Con Ordinanza n. 36/95 del 25.5.1995 il Sindaco negava la concessione di una variante in sanatoria, ordinando altresì la demolizione di alcuni manufatti attigui al PO da LF (ordinanza n. 18 del 25.5.1995). Successivamente venivano rilasciate due concessioni in sanatoria la n. 101 del 3.4.196 ritenuta palesemente illegittimo dai giudici di merito per assoluta genericità e la n. 2 dell'1.8.1997 prodotta davanti a questa Corte che sembra riferirsi solo ad una parte dell'area interessata del PO di LF (ordinanza n. 18 del 25.5.1995). Successivamente venivano rilasciate due concessioni in sanatoria: la n. 101 del 3.4 96 ritenute palesemente illegittima dai giudici di merito per assoluta genericità e la n. 2 del 1.8.1997 prodotta davanti questa Corte che se riferirsi solo ad a parte dell'area interessata dal PO di GO (ordinanza n. 18 del 25.5.1995).

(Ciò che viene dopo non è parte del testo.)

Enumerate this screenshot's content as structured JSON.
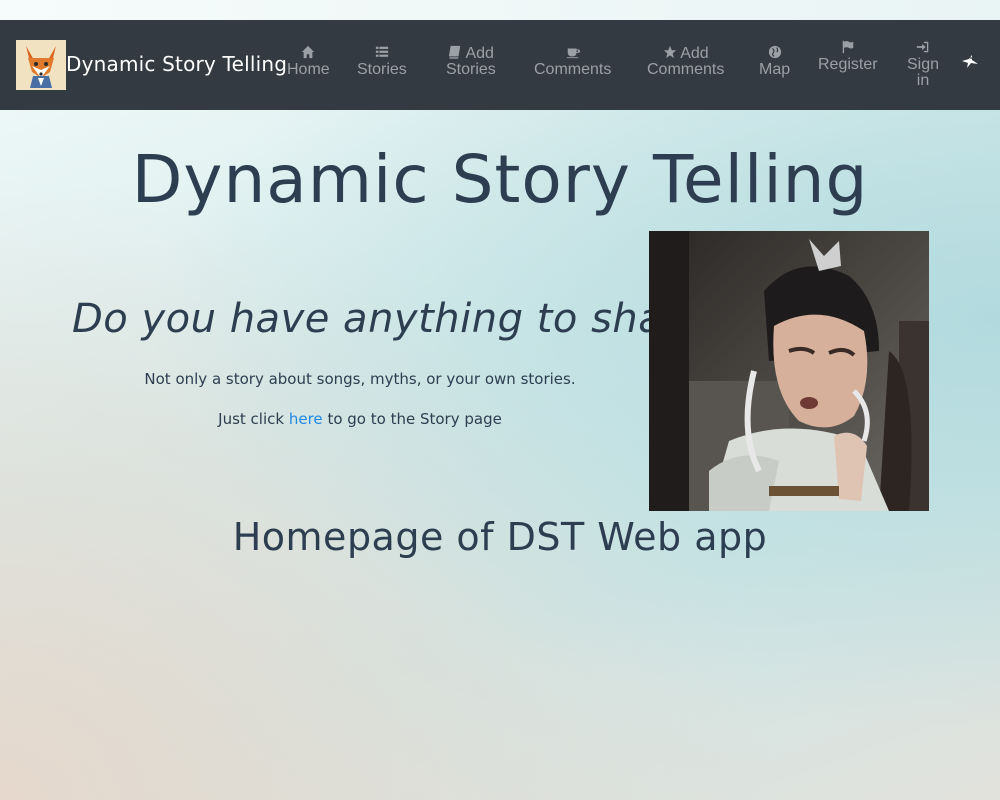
{
  "brand": {
    "logo_icon": "fox-icon",
    "title": "Dynamic Story Telling"
  },
  "nav": {
    "items": [
      {
        "icon": "home-icon",
        "line1": "Home",
        "line2": ""
      },
      {
        "icon": "list-icon",
        "line1": "Stories",
        "line2": ""
      },
      {
        "icon": "book-icon",
        "line1": "Add",
        "line2": "Stories"
      },
      {
        "icon": "coffee-icon",
        "line1": "",
        "line2": "Comments"
      },
      {
        "icon": "star-icon",
        "line1": "Add",
        "line2": "Comments"
      },
      {
        "icon": "globe-icon",
        "line1": "",
        "line2": "Map"
      },
      {
        "icon": "flag-icon",
        "line1": "",
        "line2": "Register"
      },
      {
        "icon": "sign-in-icon",
        "line1": "",
        "line2": "Sign",
        "line3": "in"
      }
    ],
    "corner_icon": "bird-icon"
  },
  "main": {
    "title": "Dynamic Story Telling",
    "share_heading": "Do you have anything to share ?",
    "subtitle": "Not only a story about songs, myths, or your own stories.",
    "cta_prefix": "Just click",
    "cta_link": "here",
    "cta_suffix": "to go to the Story page",
    "homepage_heading": "Homepage of DST Web app"
  },
  "colors": {
    "navbar": "#343a42",
    "nav_text": "#9aa0a6",
    "heading": "#2c3e50",
    "link": "#1e88e5"
  }
}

Alla luce di quanto sopra questa Corte ritiene che, prescindendo dalla finalità "positiva" che il Progetto di PO da LF veniva a promuovere, gli imputati non abbiano osservato le regole imposte dall'ordinamento per la realizzazione dell'opera, insistendo nella realizzazione anche di fronte a reiterati interventi della P.A. competente, sicché non può essere invocata la buona fede in senso tecnico, ne' la Corte può sostituirsi sul punto alle valutazioni dei giudici di merito.
In conclusione, poiché l'epoca ultima di accertamento del reato è costituita dal 17.7.1995, sono decorsi i termini (4 anni e 6 mesi) per la prescrizione.
P.Q.M.
La Corte
Annulla senza rinvio la sentenza impugnata, perché il reato è estinto per prescrizione.
Così deciso in Roma, il 24 gennaio 2000.